Le travailleur qui a l’exercice des droits civils peut s’engager par écrit envers l’employeur à s’abstenir après la fin du contrat de lui faire concurrence de quelque manière que ce soit, notamment d’exploiter pour son propre compte une entreprise concurrente, d’y travailler ou de s’y intéresser (art. 340 al. 1 CO).
La prohibition de faire concurrence cesse si le travailleur résilie le contrat pour un motif justifié imputable à l’employeur (art. 340c al. 2 CO).
La notion de motif justifié n’est pas identique à celle de justes motifs selon l’art. 337 CO. Il suffit que le motif de la résiliation puisse être considéré comme objectivement raisonnable, même s’il ne s’agit pas d’une violation du contrat par l’autre partie. Constituent des motifs justifiés de démission, par exemple, un salaire notablement inférieur au marché, une surcharge de travail chronique malgré des protestations du salarié, des reproches incessants ou un mauvais climat dans l’entreprise.

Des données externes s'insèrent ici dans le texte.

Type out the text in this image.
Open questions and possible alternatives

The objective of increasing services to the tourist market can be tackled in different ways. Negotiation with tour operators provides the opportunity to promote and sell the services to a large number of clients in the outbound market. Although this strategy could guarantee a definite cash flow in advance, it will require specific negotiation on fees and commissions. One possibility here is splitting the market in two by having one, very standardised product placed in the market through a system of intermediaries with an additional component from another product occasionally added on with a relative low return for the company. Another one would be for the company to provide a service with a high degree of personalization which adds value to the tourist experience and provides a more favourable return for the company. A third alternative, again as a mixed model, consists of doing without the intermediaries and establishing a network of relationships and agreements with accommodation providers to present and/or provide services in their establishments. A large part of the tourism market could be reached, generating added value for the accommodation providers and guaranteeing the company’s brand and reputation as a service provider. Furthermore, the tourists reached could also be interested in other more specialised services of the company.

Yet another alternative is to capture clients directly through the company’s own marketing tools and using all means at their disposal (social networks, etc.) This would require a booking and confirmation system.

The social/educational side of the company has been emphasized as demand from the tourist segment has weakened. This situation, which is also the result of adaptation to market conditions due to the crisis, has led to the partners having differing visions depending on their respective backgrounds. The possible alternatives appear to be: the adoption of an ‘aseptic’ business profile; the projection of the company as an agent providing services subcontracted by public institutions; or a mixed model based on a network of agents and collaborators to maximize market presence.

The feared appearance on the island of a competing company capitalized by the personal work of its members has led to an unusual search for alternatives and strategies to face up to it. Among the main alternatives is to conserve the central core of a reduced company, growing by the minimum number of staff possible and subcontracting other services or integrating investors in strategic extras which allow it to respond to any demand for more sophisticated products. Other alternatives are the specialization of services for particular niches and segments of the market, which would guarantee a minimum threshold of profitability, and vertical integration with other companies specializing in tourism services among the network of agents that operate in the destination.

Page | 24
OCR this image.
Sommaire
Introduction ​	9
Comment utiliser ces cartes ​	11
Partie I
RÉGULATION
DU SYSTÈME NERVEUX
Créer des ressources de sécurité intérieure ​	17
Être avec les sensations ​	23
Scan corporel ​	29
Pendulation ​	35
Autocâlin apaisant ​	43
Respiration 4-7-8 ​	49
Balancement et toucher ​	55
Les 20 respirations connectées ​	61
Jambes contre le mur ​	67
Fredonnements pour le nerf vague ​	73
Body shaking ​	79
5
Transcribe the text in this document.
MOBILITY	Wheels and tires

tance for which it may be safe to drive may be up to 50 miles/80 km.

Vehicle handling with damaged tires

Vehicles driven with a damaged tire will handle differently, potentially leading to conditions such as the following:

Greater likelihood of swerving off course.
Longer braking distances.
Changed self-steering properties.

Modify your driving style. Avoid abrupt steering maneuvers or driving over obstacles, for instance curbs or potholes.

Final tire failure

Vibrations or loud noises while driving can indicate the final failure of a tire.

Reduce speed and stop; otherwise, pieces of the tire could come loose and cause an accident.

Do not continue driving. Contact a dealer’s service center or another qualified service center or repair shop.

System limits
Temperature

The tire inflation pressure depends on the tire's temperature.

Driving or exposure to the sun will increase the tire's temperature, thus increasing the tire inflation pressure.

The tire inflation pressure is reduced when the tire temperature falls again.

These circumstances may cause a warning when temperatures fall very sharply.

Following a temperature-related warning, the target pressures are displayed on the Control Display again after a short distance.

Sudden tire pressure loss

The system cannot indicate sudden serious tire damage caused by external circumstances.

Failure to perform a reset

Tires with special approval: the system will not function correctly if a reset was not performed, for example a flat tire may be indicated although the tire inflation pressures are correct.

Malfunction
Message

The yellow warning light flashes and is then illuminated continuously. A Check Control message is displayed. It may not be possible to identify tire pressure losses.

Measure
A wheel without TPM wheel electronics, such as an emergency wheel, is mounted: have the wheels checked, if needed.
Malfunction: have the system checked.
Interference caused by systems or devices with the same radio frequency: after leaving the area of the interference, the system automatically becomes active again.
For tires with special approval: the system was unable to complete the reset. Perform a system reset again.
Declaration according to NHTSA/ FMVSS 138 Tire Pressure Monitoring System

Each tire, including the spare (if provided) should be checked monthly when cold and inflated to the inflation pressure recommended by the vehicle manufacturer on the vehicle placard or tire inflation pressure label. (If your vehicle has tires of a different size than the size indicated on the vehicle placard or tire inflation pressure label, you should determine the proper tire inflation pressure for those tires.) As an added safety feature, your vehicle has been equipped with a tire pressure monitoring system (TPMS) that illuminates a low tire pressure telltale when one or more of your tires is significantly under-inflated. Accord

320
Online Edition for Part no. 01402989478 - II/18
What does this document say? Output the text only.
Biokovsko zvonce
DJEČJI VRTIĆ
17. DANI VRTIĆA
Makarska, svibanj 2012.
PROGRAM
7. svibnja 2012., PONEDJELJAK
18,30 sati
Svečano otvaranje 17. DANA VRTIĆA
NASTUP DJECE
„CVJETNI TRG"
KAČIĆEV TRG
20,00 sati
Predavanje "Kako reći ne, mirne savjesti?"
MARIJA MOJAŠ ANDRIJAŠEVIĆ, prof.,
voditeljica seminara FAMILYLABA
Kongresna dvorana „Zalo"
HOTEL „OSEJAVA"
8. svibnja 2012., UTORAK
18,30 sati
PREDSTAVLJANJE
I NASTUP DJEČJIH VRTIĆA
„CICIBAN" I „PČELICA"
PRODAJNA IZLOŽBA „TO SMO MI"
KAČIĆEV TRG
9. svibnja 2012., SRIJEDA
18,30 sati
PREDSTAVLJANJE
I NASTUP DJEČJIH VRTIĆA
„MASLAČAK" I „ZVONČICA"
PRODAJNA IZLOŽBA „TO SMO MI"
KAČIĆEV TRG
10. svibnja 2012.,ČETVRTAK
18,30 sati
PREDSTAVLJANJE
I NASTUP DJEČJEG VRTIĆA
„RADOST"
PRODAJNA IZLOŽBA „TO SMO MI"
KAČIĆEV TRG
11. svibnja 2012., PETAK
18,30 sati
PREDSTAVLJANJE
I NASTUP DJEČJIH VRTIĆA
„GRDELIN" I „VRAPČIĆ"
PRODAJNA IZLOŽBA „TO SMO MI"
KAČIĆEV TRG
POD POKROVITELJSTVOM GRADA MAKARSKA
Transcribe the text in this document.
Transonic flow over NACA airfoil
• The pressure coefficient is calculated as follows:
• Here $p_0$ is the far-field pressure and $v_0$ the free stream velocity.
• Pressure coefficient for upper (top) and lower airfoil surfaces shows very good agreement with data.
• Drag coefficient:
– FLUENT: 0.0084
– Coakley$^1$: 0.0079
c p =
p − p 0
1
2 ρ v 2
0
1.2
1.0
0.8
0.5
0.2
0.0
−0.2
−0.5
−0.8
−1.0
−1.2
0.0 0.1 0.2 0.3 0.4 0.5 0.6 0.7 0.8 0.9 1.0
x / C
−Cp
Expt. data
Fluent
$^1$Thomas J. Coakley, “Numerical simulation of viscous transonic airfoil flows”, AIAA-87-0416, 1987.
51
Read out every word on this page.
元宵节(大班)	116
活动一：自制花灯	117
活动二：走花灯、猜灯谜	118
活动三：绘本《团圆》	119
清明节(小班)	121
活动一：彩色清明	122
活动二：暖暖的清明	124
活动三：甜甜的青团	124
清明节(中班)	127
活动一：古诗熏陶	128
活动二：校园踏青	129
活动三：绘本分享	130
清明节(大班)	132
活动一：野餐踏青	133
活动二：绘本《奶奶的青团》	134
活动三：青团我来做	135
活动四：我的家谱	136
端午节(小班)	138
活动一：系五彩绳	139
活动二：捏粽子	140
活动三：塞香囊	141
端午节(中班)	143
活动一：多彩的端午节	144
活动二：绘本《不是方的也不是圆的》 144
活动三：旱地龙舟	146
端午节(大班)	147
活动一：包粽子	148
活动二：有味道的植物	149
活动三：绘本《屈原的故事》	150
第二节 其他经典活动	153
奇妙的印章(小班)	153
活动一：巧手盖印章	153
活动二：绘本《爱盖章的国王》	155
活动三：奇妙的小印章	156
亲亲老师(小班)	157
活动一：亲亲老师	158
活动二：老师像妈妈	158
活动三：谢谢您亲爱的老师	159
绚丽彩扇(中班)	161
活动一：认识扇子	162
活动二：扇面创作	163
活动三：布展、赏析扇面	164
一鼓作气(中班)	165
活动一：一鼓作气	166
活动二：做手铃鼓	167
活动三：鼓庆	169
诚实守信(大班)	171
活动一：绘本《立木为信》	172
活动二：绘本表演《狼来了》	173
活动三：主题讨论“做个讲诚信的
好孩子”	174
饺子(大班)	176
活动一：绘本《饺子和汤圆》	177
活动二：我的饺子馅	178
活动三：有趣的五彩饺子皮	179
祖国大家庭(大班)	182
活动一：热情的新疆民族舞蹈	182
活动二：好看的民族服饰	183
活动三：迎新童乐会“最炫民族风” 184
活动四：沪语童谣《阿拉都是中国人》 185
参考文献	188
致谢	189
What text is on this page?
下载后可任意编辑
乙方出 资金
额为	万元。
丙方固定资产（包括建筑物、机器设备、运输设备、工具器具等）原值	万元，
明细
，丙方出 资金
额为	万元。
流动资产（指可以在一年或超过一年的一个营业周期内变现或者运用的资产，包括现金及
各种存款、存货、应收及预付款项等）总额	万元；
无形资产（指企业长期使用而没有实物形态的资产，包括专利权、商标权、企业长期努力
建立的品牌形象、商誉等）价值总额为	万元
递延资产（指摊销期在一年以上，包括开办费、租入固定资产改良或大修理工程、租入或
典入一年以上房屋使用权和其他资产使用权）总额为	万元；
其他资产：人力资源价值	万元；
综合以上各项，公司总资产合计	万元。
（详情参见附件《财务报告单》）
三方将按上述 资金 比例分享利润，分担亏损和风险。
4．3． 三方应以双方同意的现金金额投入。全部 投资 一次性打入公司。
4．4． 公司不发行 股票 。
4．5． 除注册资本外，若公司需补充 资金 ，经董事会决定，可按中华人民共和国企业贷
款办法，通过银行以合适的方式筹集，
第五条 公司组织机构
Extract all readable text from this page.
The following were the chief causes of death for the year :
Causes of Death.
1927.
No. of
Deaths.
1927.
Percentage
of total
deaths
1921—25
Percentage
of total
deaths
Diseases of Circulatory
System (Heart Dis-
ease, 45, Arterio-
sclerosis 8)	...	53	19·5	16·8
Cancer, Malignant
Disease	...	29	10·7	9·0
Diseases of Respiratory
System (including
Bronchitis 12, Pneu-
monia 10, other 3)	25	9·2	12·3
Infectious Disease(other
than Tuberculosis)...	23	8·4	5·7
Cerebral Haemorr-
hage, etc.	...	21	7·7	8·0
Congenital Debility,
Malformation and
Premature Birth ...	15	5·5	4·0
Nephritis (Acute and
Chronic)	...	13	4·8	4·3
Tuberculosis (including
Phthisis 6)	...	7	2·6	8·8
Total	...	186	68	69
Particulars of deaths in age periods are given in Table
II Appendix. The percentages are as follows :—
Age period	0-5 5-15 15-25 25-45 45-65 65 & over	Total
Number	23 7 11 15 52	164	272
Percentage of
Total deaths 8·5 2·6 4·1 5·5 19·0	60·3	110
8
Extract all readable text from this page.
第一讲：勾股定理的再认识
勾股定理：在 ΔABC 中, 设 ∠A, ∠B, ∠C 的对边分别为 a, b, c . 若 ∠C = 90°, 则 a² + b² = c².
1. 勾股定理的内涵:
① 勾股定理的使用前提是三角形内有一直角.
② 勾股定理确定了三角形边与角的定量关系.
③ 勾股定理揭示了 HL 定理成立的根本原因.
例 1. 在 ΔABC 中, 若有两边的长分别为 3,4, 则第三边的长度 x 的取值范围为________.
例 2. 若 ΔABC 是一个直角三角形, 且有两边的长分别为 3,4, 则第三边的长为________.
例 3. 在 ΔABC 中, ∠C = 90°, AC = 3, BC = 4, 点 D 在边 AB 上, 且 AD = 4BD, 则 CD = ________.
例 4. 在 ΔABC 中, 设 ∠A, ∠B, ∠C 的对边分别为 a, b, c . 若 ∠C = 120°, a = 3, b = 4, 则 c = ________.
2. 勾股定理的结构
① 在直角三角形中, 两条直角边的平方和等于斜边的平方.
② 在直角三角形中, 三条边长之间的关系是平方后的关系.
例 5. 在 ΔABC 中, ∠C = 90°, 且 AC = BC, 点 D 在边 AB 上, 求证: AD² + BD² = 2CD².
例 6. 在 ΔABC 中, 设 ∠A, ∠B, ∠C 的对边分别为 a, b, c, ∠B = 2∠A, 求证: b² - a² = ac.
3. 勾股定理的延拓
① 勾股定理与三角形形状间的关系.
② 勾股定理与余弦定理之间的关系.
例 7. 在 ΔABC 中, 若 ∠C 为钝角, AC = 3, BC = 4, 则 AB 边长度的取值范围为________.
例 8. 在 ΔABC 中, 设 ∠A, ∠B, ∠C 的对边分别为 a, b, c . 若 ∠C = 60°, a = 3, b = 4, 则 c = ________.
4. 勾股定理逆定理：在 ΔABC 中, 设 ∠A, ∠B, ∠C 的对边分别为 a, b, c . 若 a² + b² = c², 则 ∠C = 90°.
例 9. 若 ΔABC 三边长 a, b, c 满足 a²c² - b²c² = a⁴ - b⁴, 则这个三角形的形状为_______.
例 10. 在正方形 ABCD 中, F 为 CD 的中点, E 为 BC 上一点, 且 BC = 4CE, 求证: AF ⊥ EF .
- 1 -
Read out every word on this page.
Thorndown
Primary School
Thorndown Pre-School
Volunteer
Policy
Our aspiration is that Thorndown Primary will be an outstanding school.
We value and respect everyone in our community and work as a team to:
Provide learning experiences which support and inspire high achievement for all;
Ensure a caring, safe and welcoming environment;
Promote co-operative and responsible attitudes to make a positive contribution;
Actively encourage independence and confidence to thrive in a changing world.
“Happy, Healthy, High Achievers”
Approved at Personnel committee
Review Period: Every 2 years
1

Dans le cas d’espèce, l’appelant (= l’employé) prétend que la clause de non-concurrence avait cessé de déployer ses effets, dans la mesure où il avait donné sa démission pour un motif justifié imputable à son employeur.
L’appelant reproche en premier lieu à son ancien employeur de ne pas lui avoir assuré de promotion particulière durant les dernières années qu’il avait passées au sein de B______ (=l’employeur). Cette critique tombe à faux, dans la mesure où un employé ne saurait se prévaloir d’un droit à une promotion. Il ressort par ailleurs du dossier que l’appelant a été engagé par B______ en 2004 en qualité de conseiller en personnel, pour un salaire mensuel brut de 5’500 fr. Au début de l’année 2008, A______ est devenu « branch manager », puis « branch director » dès le 1er janvier 2010, son salaire mensuel s’étant élevé en dernier lieu à 7’600 fr. Il est par conséquent établi que l’appelant a bénéficié, durant les dix années passées au sein de B______, de promotions régulières et d’une revalorisation conséquente de son salaire.
L’appelant n’a pour le surplus ni démontré, ni même allégué, avoir brigué, peu avant sa démission, une promotion qui lui aurait été refusée de manière injustifiée. Le prétendu manque d’intérêt de son supérieur hiérarchique à l’égard du projet de développement des activités de l’appelant n’a pas été instruit, A______ ayant renoncé à faire entendre des témoins en première instance.
Il n’est dès lors pas établi que B______ aurait refusé pour de mauvaises raisons et injustement le projet de l’appelant.
Ce dernier se prévaut également des licenciements survenus au sein de B______, sans démontrer toutefois qu’il aurait personnellement fait l’objet d’une rupture de contrat dans un proche avenir; son argumentation sur ce point est dès lors infondée.
L’appelant se prévaut enfin de la note rédigée par J______, son supérieur hiérarchique. Cette note, dont le destinataire n’est pas connu, atteste certes du fait que l’opinion de J______ au sujet de l’appelant n’était pas totalement favorable. L’appelant n’a toutefois ni démontré, ni même allégué que son supérieur se serait montré désagréable ou injustement critique à son égard, étant relevé de surcroît que J______ s’apprêtait à quitter B______, ayant atteint l’âge de la retraite.
C’est dès lors à tort que l’appelant tente de se prévaloir de l’art. 340c al. 2 CO.